What is The Fool? And why the hell do we devote an entire day to someone who seems... well, so foolish? The origin of this day still remains a mystery. Some scholars believe April Fool's has its roots in ancient Rome. Others decree that it began in the Dark Ages, and some suggest the holiday made its way onto the calendar, by mistake as a prank, but gained appeal. Point being-- there’s a lot for interpretation surrounding this day.
My interpretation includes the iconic Rider-Waite tarot image: the youth on a mountain top; head poised, gazing up into the clouds; his satchel containing a scant supply for the journey; and he saunters gaily... towards the edge of a cliff... completely unaware that nothing in his archaic felicity will grant him permission to suddenly take flight or bounce unharmed from the jagged, earthy, and dismal death below.
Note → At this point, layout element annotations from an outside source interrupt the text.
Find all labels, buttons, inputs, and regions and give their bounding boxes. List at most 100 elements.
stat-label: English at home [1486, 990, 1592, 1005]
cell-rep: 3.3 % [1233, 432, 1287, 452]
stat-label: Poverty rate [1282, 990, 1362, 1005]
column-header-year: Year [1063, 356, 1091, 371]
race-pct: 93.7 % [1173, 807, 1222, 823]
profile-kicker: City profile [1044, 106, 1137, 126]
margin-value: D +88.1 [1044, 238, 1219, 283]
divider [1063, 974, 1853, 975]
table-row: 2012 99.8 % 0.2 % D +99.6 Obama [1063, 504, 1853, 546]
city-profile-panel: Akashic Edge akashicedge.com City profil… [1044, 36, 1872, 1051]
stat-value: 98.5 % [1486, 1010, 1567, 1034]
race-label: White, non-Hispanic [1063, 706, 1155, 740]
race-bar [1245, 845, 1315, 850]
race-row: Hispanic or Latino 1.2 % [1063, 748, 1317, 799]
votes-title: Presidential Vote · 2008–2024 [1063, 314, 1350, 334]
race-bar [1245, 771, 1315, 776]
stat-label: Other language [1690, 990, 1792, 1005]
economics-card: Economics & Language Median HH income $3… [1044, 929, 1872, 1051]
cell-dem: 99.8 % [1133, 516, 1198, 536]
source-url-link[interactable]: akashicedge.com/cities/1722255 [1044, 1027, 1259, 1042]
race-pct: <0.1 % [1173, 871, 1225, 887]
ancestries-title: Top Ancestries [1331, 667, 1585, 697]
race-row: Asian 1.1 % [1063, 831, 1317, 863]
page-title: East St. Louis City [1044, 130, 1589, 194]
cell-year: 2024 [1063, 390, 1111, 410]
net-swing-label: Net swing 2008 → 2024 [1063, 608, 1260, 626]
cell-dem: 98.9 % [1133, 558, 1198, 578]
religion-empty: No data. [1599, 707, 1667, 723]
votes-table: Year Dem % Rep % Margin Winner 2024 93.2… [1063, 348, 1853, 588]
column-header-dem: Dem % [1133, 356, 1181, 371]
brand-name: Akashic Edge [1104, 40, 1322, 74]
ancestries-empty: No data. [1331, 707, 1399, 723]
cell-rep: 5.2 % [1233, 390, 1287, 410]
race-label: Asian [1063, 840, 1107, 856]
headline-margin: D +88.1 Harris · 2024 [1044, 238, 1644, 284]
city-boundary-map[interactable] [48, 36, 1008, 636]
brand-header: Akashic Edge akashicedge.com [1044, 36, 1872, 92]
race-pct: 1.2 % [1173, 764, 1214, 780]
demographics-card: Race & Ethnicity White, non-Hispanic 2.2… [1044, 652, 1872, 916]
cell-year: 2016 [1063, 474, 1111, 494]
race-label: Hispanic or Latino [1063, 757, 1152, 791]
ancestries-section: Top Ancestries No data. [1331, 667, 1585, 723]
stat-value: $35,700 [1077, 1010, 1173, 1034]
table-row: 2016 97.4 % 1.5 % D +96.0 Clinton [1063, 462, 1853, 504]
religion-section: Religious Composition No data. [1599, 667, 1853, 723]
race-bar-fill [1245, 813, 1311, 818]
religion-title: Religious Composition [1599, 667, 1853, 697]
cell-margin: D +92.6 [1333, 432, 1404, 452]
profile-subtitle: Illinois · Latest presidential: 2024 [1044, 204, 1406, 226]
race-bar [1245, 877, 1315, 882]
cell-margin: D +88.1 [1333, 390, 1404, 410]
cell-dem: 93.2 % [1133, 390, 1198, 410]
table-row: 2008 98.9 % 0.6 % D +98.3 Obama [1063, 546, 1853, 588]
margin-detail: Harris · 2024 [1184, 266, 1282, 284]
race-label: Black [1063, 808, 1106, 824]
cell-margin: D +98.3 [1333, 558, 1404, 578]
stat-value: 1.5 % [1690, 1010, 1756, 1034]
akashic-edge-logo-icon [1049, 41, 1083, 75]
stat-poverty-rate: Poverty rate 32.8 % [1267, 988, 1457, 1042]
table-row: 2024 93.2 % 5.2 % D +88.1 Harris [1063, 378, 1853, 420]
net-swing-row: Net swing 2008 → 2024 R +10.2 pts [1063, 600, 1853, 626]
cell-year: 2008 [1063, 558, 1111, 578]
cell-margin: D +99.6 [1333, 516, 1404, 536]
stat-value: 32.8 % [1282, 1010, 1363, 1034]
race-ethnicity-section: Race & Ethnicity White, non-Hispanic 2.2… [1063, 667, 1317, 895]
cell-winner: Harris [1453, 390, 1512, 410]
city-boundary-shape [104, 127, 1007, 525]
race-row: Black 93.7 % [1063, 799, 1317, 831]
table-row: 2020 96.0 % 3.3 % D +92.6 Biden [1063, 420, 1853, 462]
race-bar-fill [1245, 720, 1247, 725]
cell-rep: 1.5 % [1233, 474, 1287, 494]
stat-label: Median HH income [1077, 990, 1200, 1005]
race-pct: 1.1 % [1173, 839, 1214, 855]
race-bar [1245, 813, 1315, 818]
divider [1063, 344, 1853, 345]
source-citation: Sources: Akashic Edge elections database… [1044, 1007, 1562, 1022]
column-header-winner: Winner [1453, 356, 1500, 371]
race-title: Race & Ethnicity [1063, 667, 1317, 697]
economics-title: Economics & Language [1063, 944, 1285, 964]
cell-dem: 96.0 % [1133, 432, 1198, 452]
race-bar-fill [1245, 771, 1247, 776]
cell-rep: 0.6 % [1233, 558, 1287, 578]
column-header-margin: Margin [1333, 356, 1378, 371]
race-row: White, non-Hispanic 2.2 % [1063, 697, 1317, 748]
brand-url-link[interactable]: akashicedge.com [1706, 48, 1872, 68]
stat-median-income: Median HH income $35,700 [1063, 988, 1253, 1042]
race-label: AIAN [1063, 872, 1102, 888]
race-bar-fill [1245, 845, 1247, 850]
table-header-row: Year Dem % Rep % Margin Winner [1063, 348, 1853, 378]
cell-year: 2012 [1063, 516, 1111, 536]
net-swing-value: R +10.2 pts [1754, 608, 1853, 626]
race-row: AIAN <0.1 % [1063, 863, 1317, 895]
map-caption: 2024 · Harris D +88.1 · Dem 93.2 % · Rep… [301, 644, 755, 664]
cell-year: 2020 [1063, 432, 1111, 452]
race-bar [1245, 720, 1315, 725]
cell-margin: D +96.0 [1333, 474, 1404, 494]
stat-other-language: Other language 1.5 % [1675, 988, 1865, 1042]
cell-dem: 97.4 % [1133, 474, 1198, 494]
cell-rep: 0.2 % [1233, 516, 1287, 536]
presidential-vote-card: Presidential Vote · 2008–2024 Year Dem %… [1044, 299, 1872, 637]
But unlike Mr. T, I don’t actually pity dis’ foooo’. In fact, today reminds me of a valuable lesson that only The Fool himself can teach. The lesson is coveted and richly desired, but very few understand it. I believe, it is The Fool who has actually mastered bliss. He doesn’t reprimand himself for his failures and neither does he chide himself for being curious and for making mistakes. His flaws are not concealed, or hidden, and his faults are not segue to shame or shortcoming. Instead, The Fool has accepted, happily, that he is, after all, completely imperfect.
Though perceived as naive, unfocused, and a dreamer; remember, it’s The Fool who mustered enough courage to scale an entire mountain and acted with enough conviction to learn what the world looked like from a different perspective, way up in the clouds, in a place where most of us only dream of going.
Be foolish-- but not the kind that gets you into bar fights.